Importante, atual e cheio de representatividade, o número “Diga Não ao Feminicídio”, da Ala de Passistas da Milênio, traz para a avenida a história de muitas mulheres que enfrentam diferentes formas de violência.
Por meio da dança, do samba "O abre-alas que elas vão passar" e da interpretação, essa apresentação é um grito de alerta e conscientização, que nos lembra que combater a violência contra a mulher é responsabilidade de todos: familiares, amigos, comunidade e sociedade.
Os números mostram a urgência desse debate.
No primeiro semestre deste ano, 142 mulheres foram vítimas de feminicídio no estado, um aumento de 70% em relação ao mesmo período de 2022.
E ontem, 7 de agosto, a Lei Maria da Penha completou 20 anos. Duas décadas de uma legislação que se tornou um dos principais instrumentos de prevenção e enfrentamento à violência feminina doméstica e familiar.
Mas você sabe o que a Lei Maria da Penha considera violência?
🟣 Física — empurrar, bater, chutar, machucar.
🟣 Psicológica — ameaçar, humilhar, controlar, perseguir ou provocar medo.
🟣 Sexual — obrigar a mulher a ter relação sexual ou praticar atos se***is contra sua vontade.
🟣 Patrimonial — controlar, esconder ou destruir dinheiro, documentos, celular, objetos e outros bens.
🟣 Moral — ofender, caluniar, difamar ou injuriar.
Violência não é só quando deixa marca no corpo.

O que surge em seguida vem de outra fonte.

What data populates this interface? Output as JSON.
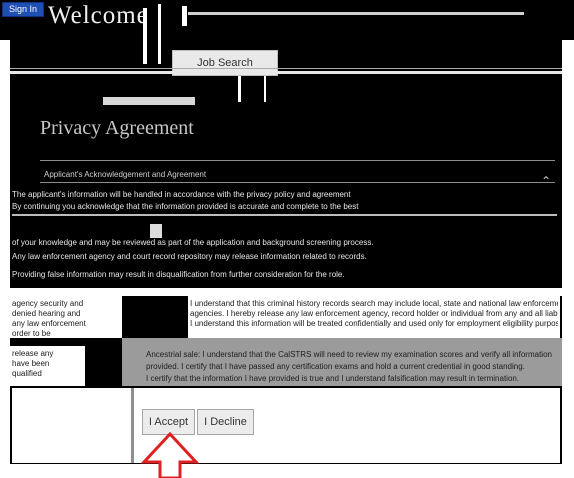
{
  "header": {
    "sign_in_label": "Sign In",
    "welcome_text": "Welcome"
  },
  "nav": {
    "job_search_tab": "Job Search"
  },
  "page": {
    "title": "Privacy Agreement",
    "section_heading": "Applicant's Acknowledgement and Agreement"
  },
  "body_lines": [
    "The applicant's information will be handled in accordance with the privacy policy and agreement",
    "By continuing you acknowledge that the information provided is accurate and complete to the best",
    "of your knowledge and may be reviewed as part of the application and background screening process.",
    "Any law enforcement agency and court record repository may release information related to records.",
    "Providing false information may result in disqualification from further consideration for the role."
  ],
  "left_column_lines": [
    "agency security and",
    "denied hearing and",
    "any law enforcement",
    "order to be",
    "release any",
    "have been",
    "qualified"
  ],
  "consent_lines": [
    "I understand that this criminal history records search may include local, state and national law enforcement",
    "agencies. I hereby release any law enforcement agency, record holder or individual from any and all liability",
    "I understand this information will be treated confidentially and used only for employment eligibility purposes."
  ],
  "ack_lines": [
    "Ancestrial sale: I understand that the CalSTRS will need to review my examination scores and verify all information",
    "provided. I certify that I have passed any certification exams and hold a current credential in good standing.",
    "I certify that the information I have provided is true and I understand falsification may result in termination."
  ],
  "actions": {
    "accept_label": "I Accept",
    "decline_label": "I Decline"
  },
  "colors": {
    "sign_in_button": "#1f4fb3",
    "arrow": "#e02020",
    "background_dark": "#000000"
  }
}
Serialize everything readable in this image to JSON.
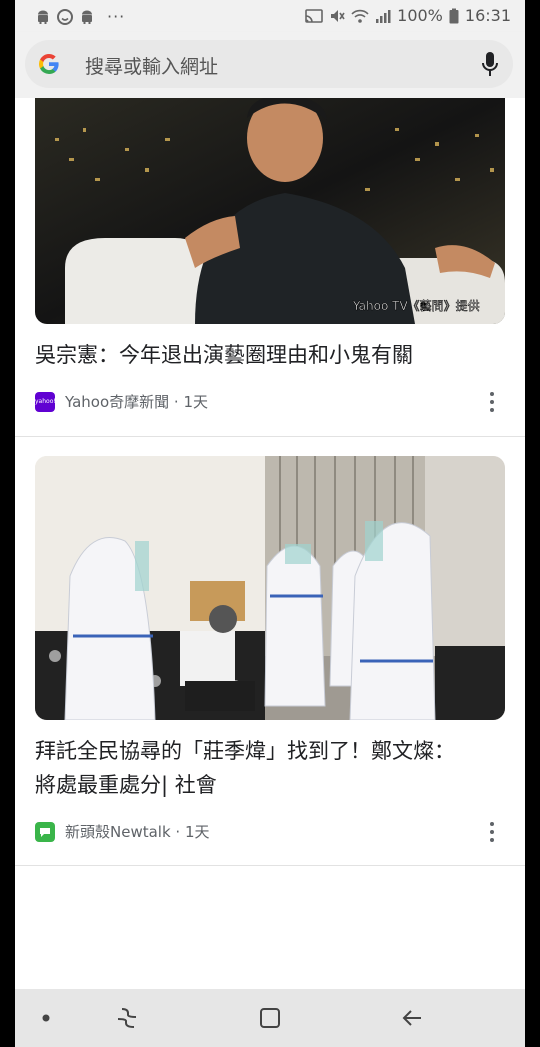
{
  "status_bar": {
    "left_icons": [
      "android-icon",
      "smile-icon",
      "android-icon"
    ],
    "overflow": "···",
    "right_icons": [
      "cast-icon",
      "mute-icon",
      "wifi-icon",
      "signal-icon"
    ],
    "battery": "100%",
    "time": "16:31"
  },
  "search": {
    "placeholder": "搜尋或輸入網址"
  },
  "cards": [
    {
      "image_caption": "Yahoo TV《藝問》提供",
      "headline": "吳宗憲：今年退出演藝圈理由和小鬼有關",
      "source": "Yahoo奇摩新聞 · 1天",
      "source_icon_text": "yahoo!",
      "source_color": "#6001d2"
    },
    {
      "headline_line1": "拜託全民協尋的「莊季煒」找到了！鄭文燦：",
      "headline_line2": "將處最重處分| 社會",
      "source": "新頭殼Newtalk · 1天",
      "source_color": "#3ab54a"
    }
  ],
  "nav": {
    "buttons": [
      "dot-icon",
      "recent-apps-icon",
      "home-icon",
      "back-icon"
    ]
  }
}
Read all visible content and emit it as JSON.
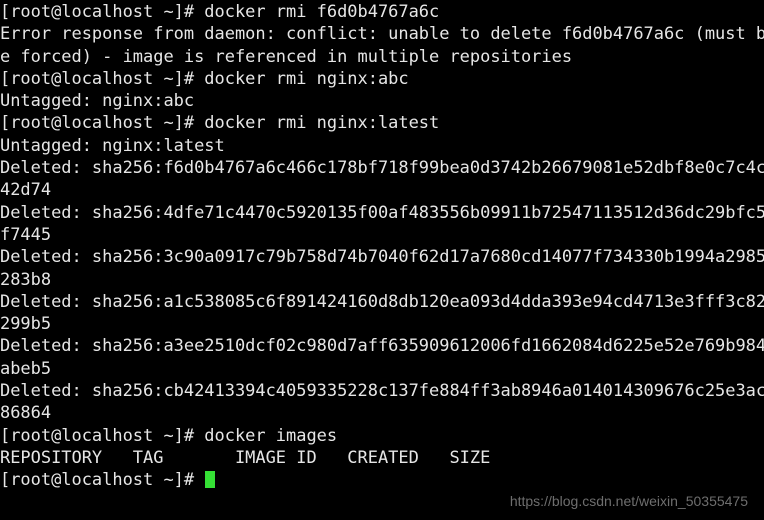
{
  "terminal": {
    "title": "root@localhost:~",
    "prompt": "[root@localhost ~]# ",
    "foreground_color": "#e6e6e6",
    "background_color": "#000000",
    "cursor_color": "#35e035",
    "lines": [
      "[root@localhost ~]# docker rmi f6d0b4767a6c",
      "Error response from daemon: conflict: unable to delete f6d0b4767a6c (must b",
      "e forced) - image is referenced in multiple repositories",
      "[root@localhost ~]# docker rmi nginx:abc",
      "Untagged: nginx:abc",
      "[root@localhost ~]# docker rmi nginx:latest",
      "Untagged: nginx:latest",
      "Deleted: sha256:f6d0b4767a6c466c178bf718f99bea0d3742b26679081e52dbf8e0c7c4c",
      "42d74",
      "Deleted: sha256:4dfe71c4470c5920135f00af483556b09911b72547113512d36dc29bfc5",
      "f7445",
      "Deleted: sha256:3c90a0917c79b758d74b7040f62d17a7680cd14077f734330b1994a2985",
      "283b8",
      "Deleted: sha256:a1c538085c6f891424160d8db120ea093d4dda393e94cd4713e3fff3c82",
      "299b5",
      "Deleted: sha256:a3ee2510dcf02c980d7aff635909612006fd1662084d6225e52e769b984",
      "abeb5",
      "Deleted: sha256:cb42413394c4059335228c137fe884ff3ab8946a014014309676c25e3ac",
      "86864",
      "[root@localhost ~]# docker images",
      "REPOSITORY   TAG       IMAGE ID   CREATED   SIZE"
    ],
    "final_prompt": "[root@localhost ~]# ",
    "images_table": {
      "headers": [
        "REPOSITORY",
        "TAG",
        "IMAGE ID",
        "CREATED",
        "SIZE"
      ],
      "rows": []
    },
    "commands": [
      "docker rmi f6d0b4767a6c",
      "docker rmi nginx:abc",
      "docker rmi nginx:latest",
      "docker images"
    ]
  },
  "watermark": {
    "text": "https://blog.csdn.net/weixin_50355475"
  }
}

Ela também pode acontecer por meio do controle, da ameaça, da humilhação, da destruição dos bens e da retirada da liberdade.
E é justamente essa realidade que o número “Diga Não ao Feminicídio” coloca em cena.
Nas apresentações, Bombom já foi vendedora, motogirl e dona de casa.
O elenco já representou mais de 30 profissões, entre elas doméstica, costureira, gari, atendente de telemarketing, mecânica, médica, bailarina e muitas outras.
F**a aqui a mensagem e o posicionamento da Milênio sobre a violência contra as mulheres.